С 1-го сентября начался театральный сезон. Я успел побывать только в Художественном театре на «Свадьбе Фигаро» и «Днях Турбиных». Великолепно. Привет Харбину, но возвратиться – ни за что! Погостить когда-нибудь, может быть, приеду…
Привет глубокоуважаемой Наталии Сергеевне, жму руку всем друзьям незабвенной Субботы.
Письмо Скитальца
Дорогой Николай Васильевич!
Всего несколько дней как я вернулся в Москву из полуторамесячной поездки на Кавказ и в Крым, и в этом причина, почему я не мог своевременно ответить на Ваше интересное и теплое письмо.
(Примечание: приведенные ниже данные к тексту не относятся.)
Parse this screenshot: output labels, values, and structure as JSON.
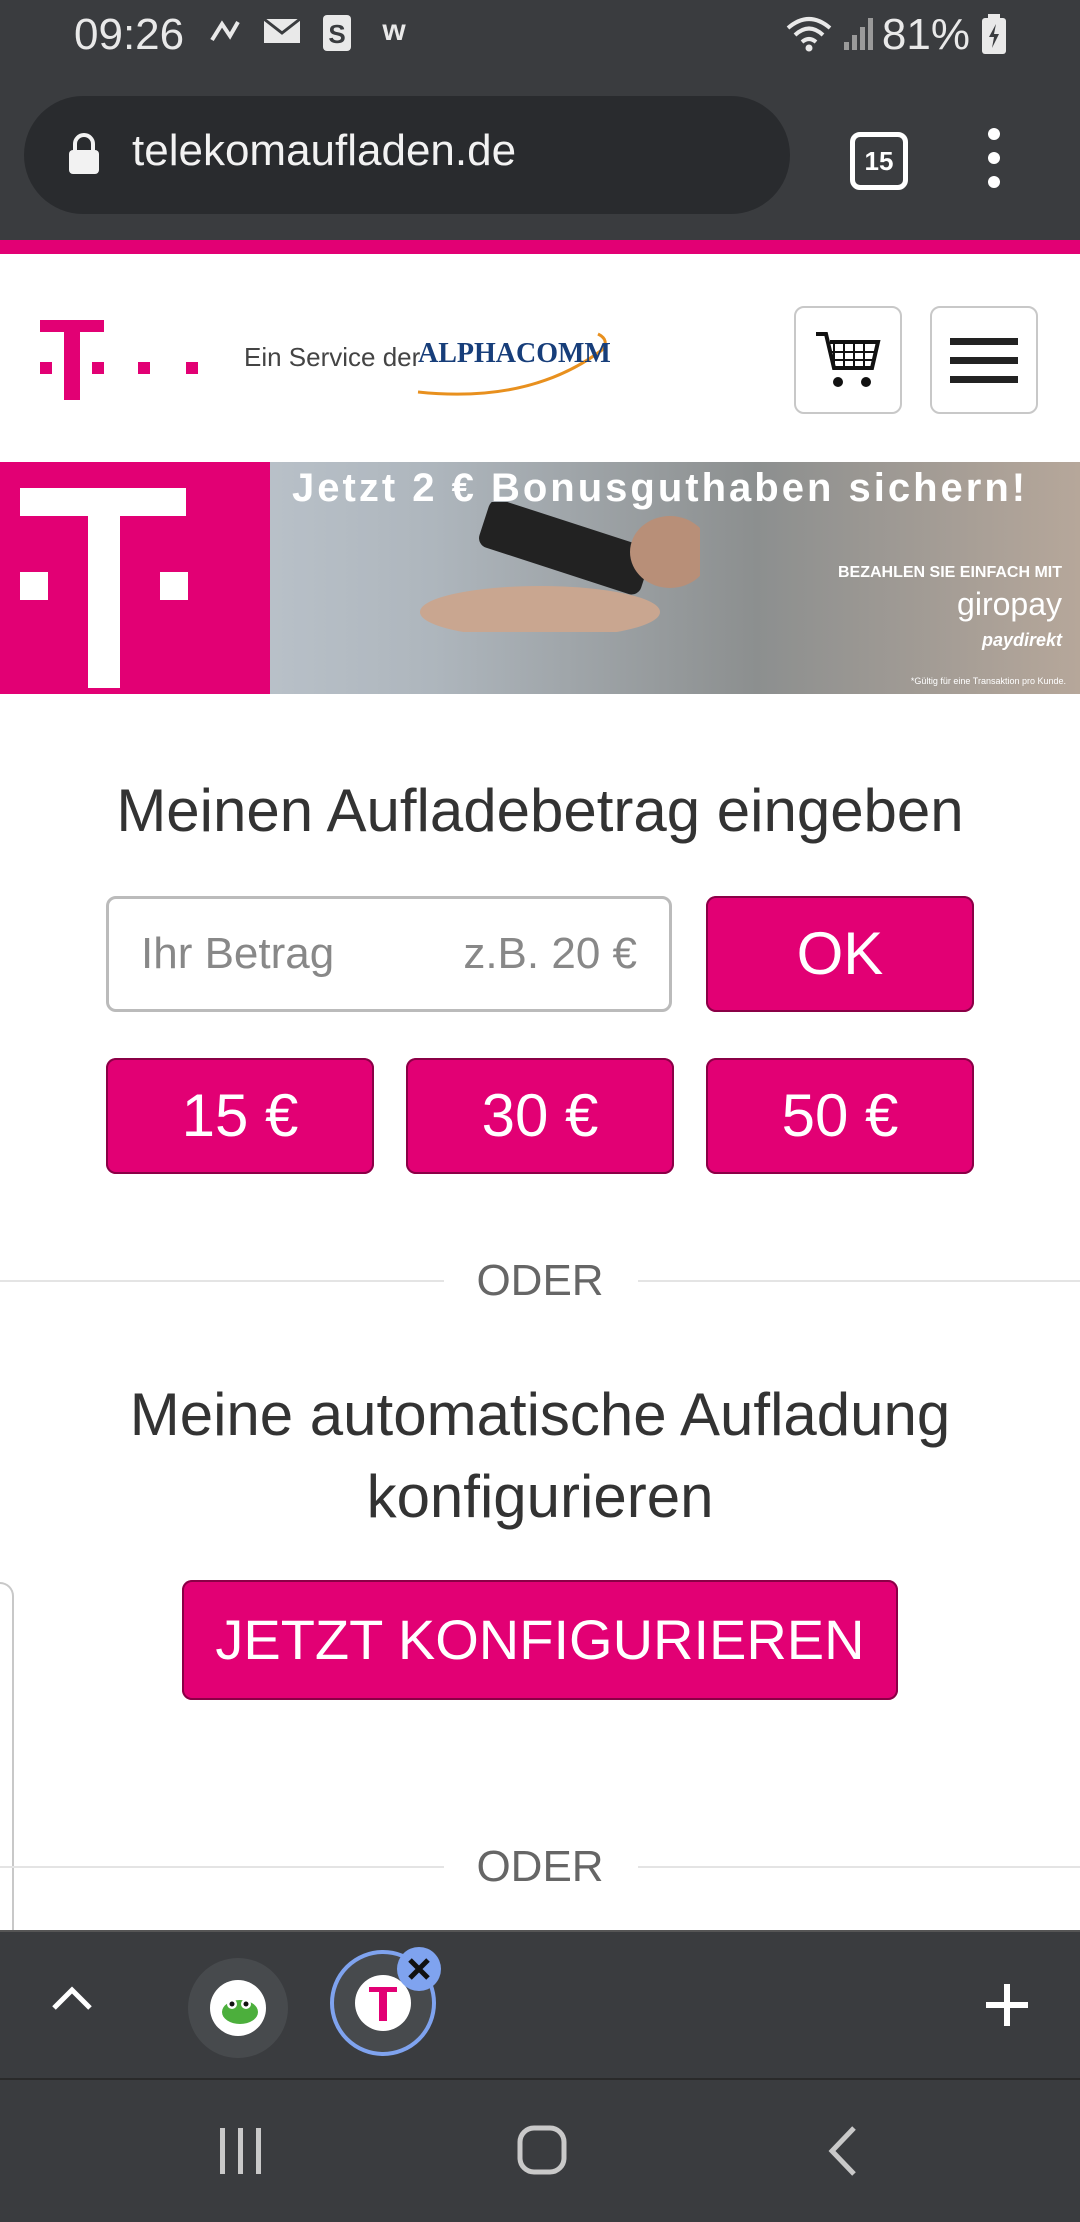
{
  "status_bar": {
    "time": "09:26",
    "battery": "81%"
  },
  "browser": {
    "url": "telekomaufladen.de",
    "tab_count": "15"
  },
  "header": {
    "service_prefix": "Ein Service der",
    "partner_logo": "ALPHACOMM"
  },
  "banner": {
    "headline": "Jetzt 2 € Bonusguthaben sichern!",
    "pay_caption": "BEZAHLEN  SIE EINFACH MIT",
    "pay_method": "giropay",
    "pay_method2": "paydirekt",
    "footnote": "*Gültig für eine Transaktion pro Kunde."
  },
  "topup": {
    "heading": "Meinen Aufladebetrag eingeben",
    "input_placeholder": "Ihr Betrag",
    "input_example": "z.B. 20 €",
    "ok_label": "OK",
    "presets": [
      "15 €",
      "30 €",
      "50 €"
    ]
  },
  "separator_label": "ODER",
  "auto": {
    "heading_line1": "Meine automatische Aufladung",
    "heading_line2": "konfigurieren",
    "button_label": "JETZT KONFIGURIEREN"
  },
  "colors": {
    "brand_magenta": "#e20074",
    "chrome_dark": "#3a3c3f"
  }
}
Весь октябрь я отдыхал в Кисловодске, откуда проехал морем в Крым при великолепной, тихой погоде. Был по несколько дней в Ялте, Севастополе, Симферополе, в Байдарской долине и по дороге завернул на денек к А. М. [Горькому], проживающему тоже на отдыхе на берегу моря, спустившись туда от Байдарских Ворот. Он опять завел речь о Вас и Сетницком: вашу новую книгу он получил и спрашивал, не читал ли я ее. Спрашивал еще о Гусеве-Оренбургском. У меня усилилось впечатление, что старик не прочь собрать литературных возвращенцев. Совсем недавно возвратился из Европы Анатолий Каменский и уже где-то работает, но я еще не видел его. Видел и свой старый дом в Байдарской долине и решил от него отказаться в пользу школьного ведомства, убедившись, что он необходим для интерната местной сельской школы.
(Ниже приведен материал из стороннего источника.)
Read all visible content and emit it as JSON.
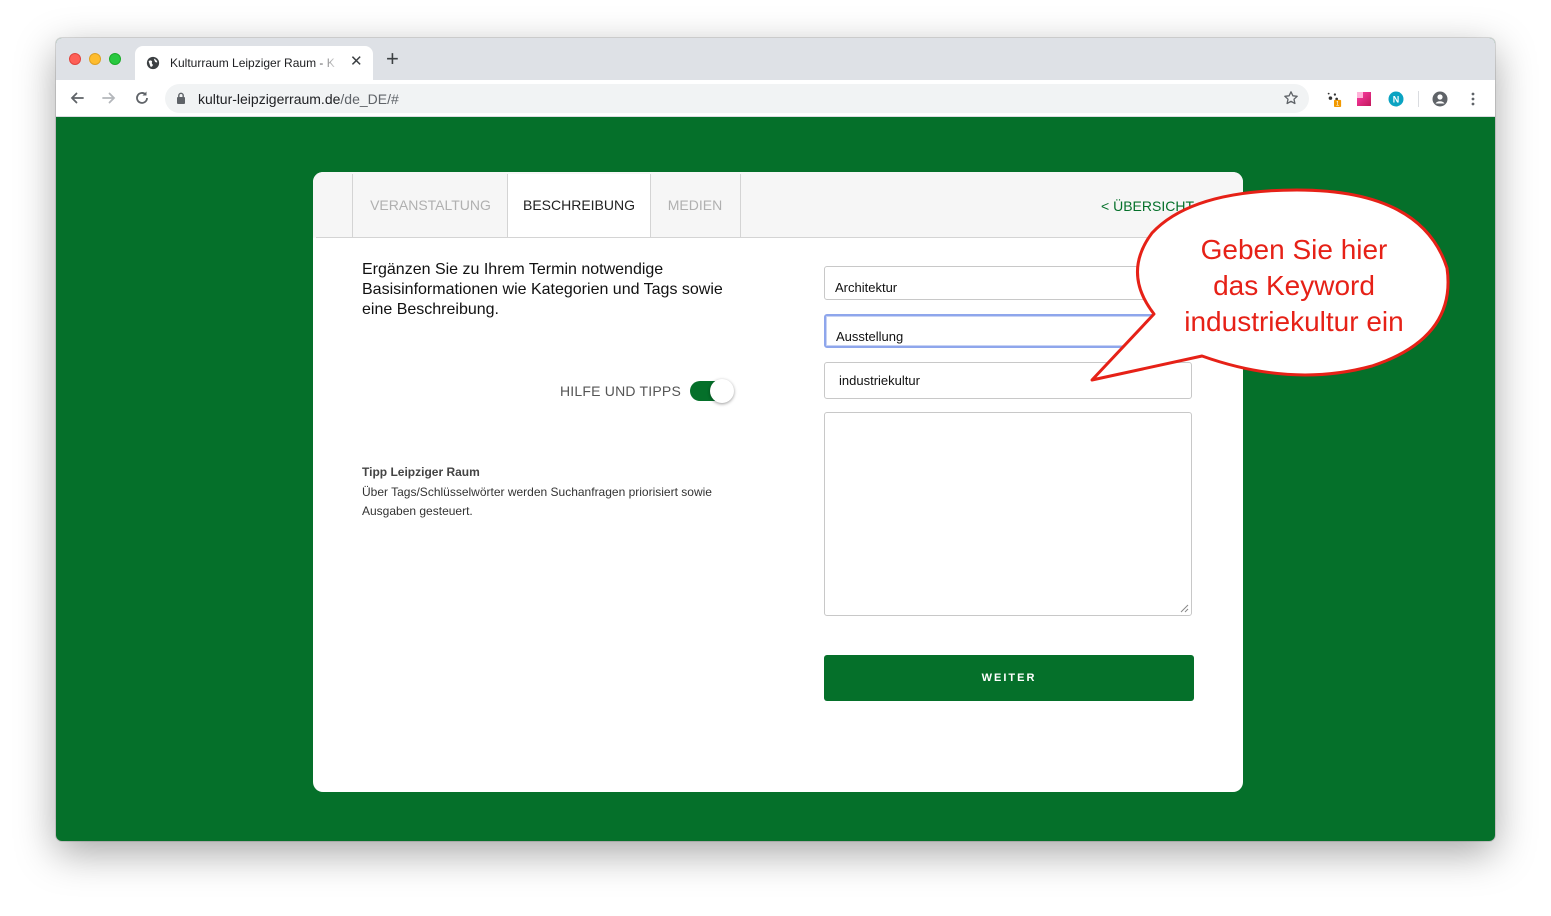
{
  "browser": {
    "tab_title": "Kulturraum Leipziger Raum - K",
    "new_tab": "+",
    "url_domain": "kultur-leipzigerraum.de",
    "url_path": "/de_DE/#",
    "extension_badge": "1",
    "extension_letter": "N"
  },
  "form": {
    "tabs": [
      {
        "label": "VERANSTALTUNG",
        "active": false
      },
      {
        "label": "BESCHREIBUNG",
        "active": true
      },
      {
        "label": "MEDIEN",
        "active": false
      }
    ],
    "overview_link": "< ÜBERSICHT",
    "intro": "Ergänzen Sie zu Ihrem Termin notwendige Basisinformationen wie Kategorien und Tags sowie eine Beschreibung.",
    "help_label": "HILFE UND TIPPS",
    "help_enabled": true,
    "tip_title": "Tipp Leipziger Raum",
    "tip_text": "Über Tags/Schlüsselwörter werden Suchanfragen priorisiert sowie Ausgaben gesteuert.",
    "category_1": "Architektur",
    "category_2": "Ausstellung",
    "keyword_value": "industriekultur",
    "description_value": "",
    "next_button": "WEITER"
  },
  "callout": {
    "line1": "Geben Sie hier",
    "line2": "das Keyword",
    "line3": "industriekultur ein"
  },
  "colors": {
    "brand_green": "#05702a",
    "callout_red": "#e62117"
  }
}
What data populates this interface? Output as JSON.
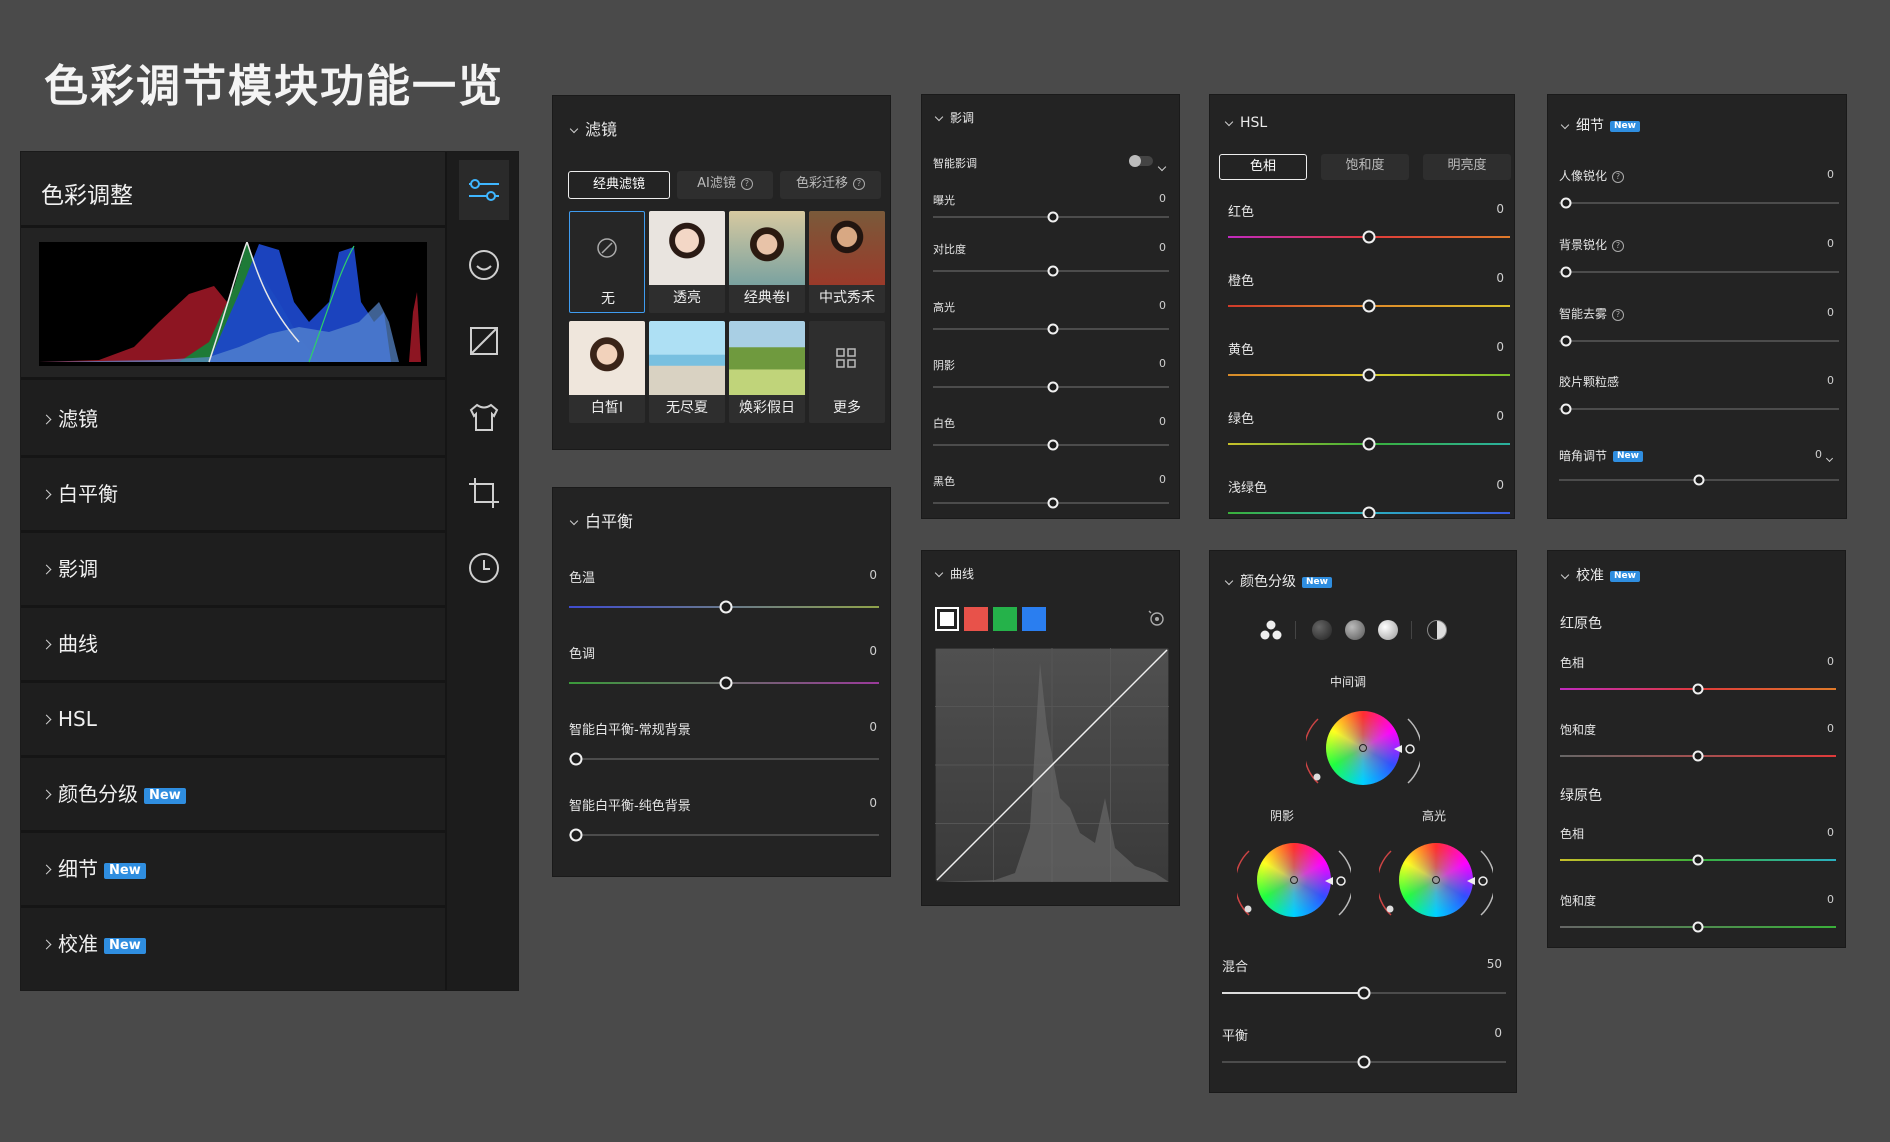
{
  "page_title": "色彩调节模块功能一览",
  "sidebar": {
    "title": "色彩调整",
    "items": [
      {
        "label": "滤镜",
        "badge": ""
      },
      {
        "label": "白平衡",
        "badge": ""
      },
      {
        "label": "影调",
        "badge": ""
      },
      {
        "label": "曲线",
        "badge": ""
      },
      {
        "label": "HSL",
        "badge": ""
      },
      {
        "label": "颜色分级",
        "badge": "New"
      },
      {
        "label": "细节",
        "badge": "New"
      },
      {
        "label": "校准",
        "badge": "New"
      }
    ],
    "tool_icons": [
      "sliders-icon",
      "face-icon",
      "exposure-icon",
      "shirt-icon",
      "crop-icon",
      "history-icon"
    ]
  },
  "filter": {
    "title": "滤镜",
    "tabs": [
      "经典滤镜",
      "AI滤镜",
      "色彩迁移"
    ],
    "items": [
      "无",
      "透亮",
      "经典卷I",
      "中式秀禾",
      "白皙I",
      "无尽夏",
      "焕彩假日",
      "更多"
    ]
  },
  "white_balance": {
    "title": "白平衡",
    "sliders": [
      {
        "label": "色温",
        "value": "0",
        "pos": 0.5
      },
      {
        "label": "色调",
        "value": "0",
        "pos": 0.5
      },
      {
        "label": "智能白平衡-常规背景",
        "value": "0",
        "pos": 0
      },
      {
        "label": "智能白平衡-纯色背景",
        "value": "0",
        "pos": 0
      }
    ]
  },
  "tone": {
    "title": "影调",
    "smart_label": "智能影调",
    "sliders": [
      {
        "label": "曝光",
        "value": "0",
        "pos": 0.5
      },
      {
        "label": "对比度",
        "value": "0",
        "pos": 0.5
      },
      {
        "label": "高光",
        "value": "0",
        "pos": 0.5
      },
      {
        "label": "阴影",
        "value": "0",
        "pos": 0.5
      },
      {
        "label": "白色",
        "value": "0",
        "pos": 0.5
      },
      {
        "label": "黑色",
        "value": "0",
        "pos": 0.5
      }
    ]
  },
  "curve": {
    "title": "曲线",
    "channels": [
      "white",
      "red",
      "green",
      "blue"
    ]
  },
  "hsl": {
    "title": "HSL",
    "tabs": [
      "色相",
      "饱和度",
      "明亮度"
    ],
    "sliders": [
      {
        "label": "红色",
        "value": "0",
        "pos": 0.5
      },
      {
        "label": "橙色",
        "value": "0",
        "pos": 0.5
      },
      {
        "label": "黄色",
        "value": "0",
        "pos": 0.5
      },
      {
        "label": "绿色",
        "value": "0",
        "pos": 0.5
      },
      {
        "label": "浅绿色",
        "value": "0",
        "pos": 0.5
      }
    ]
  },
  "grading": {
    "title": "颜色分级",
    "badge": "New",
    "midtone_label": "中间调",
    "shadow_label": "阴影",
    "highlight_label": "高光",
    "sliders": [
      {
        "label": "混合",
        "value": "50",
        "pos": 0.5
      },
      {
        "label": "平衡",
        "value": "0",
        "pos": 0.5
      }
    ]
  },
  "detail": {
    "title": "细节",
    "badge": "New",
    "sliders": [
      {
        "label": "人像锐化",
        "value": "0",
        "pos": 0,
        "help": true
      },
      {
        "label": "背景锐化",
        "value": "0",
        "pos": 0,
        "help": true
      },
      {
        "label": "智能去雾",
        "value": "0",
        "pos": 0,
        "help": true
      },
      {
        "label": "胶片颗粒感",
        "value": "0",
        "pos": 0,
        "help": false
      }
    ],
    "vignette": {
      "label": "暗角调节",
      "badge": "New",
      "value": "0",
      "pos": 0.5
    }
  },
  "calibration": {
    "title": "校准",
    "badge": "New",
    "groups": [
      {
        "name": "红原色",
        "sliders": [
          {
            "label": "色相",
            "value": "0",
            "pos": 0.5
          },
          {
            "label": "饱和度",
            "value": "0",
            "pos": 0.5
          }
        ]
      },
      {
        "name": "绿原色",
        "sliders": [
          {
            "label": "色相",
            "value": "0",
            "pos": 0.5
          },
          {
            "label": "饱和度",
            "value": "0",
            "pos": 0.5
          }
        ]
      }
    ]
  },
  "colors": {
    "accent": "#2f8ee0",
    "panel": "#232323",
    "background": "#4a4a4a"
  }
}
Во время моего путешествия по внезапному приказу Кагановича нам экстренно отвели квартиру, и жена моя переехала из гостиницы еще 2-го ноября: именно из-за этих соображений она отказалась от уже полученной путевки и не сопутствовала мне. Я нашел ее в хорошей, большой квартире из трех или даже четырех комнат, если считать огромную столовую, разделенную аркой, за две комнаты. Московские знакомцы только «ахают», глядя на такую квартиру, называя ее «колоссом» и даже «капиталом». Расположение комнат напоминает нашу харбинскую квартиру, но площадь больше. Адрес:
Моя жена кланяется вам всем. Говорит, что когда скопится «материал», то напишет длинное письмо. Она здесь совсем обленилась и ничего не хочет делать кроме чтения книжек и хождения по музеям: нашла хорошую прислугу – немку. Тоскует о веселом песике – Генро. Собирается купить рояль. Обуржуазилась.
Возможно, что данная переписка во многом окончательно предопределила переезд Н. В. Устрялова в СССР.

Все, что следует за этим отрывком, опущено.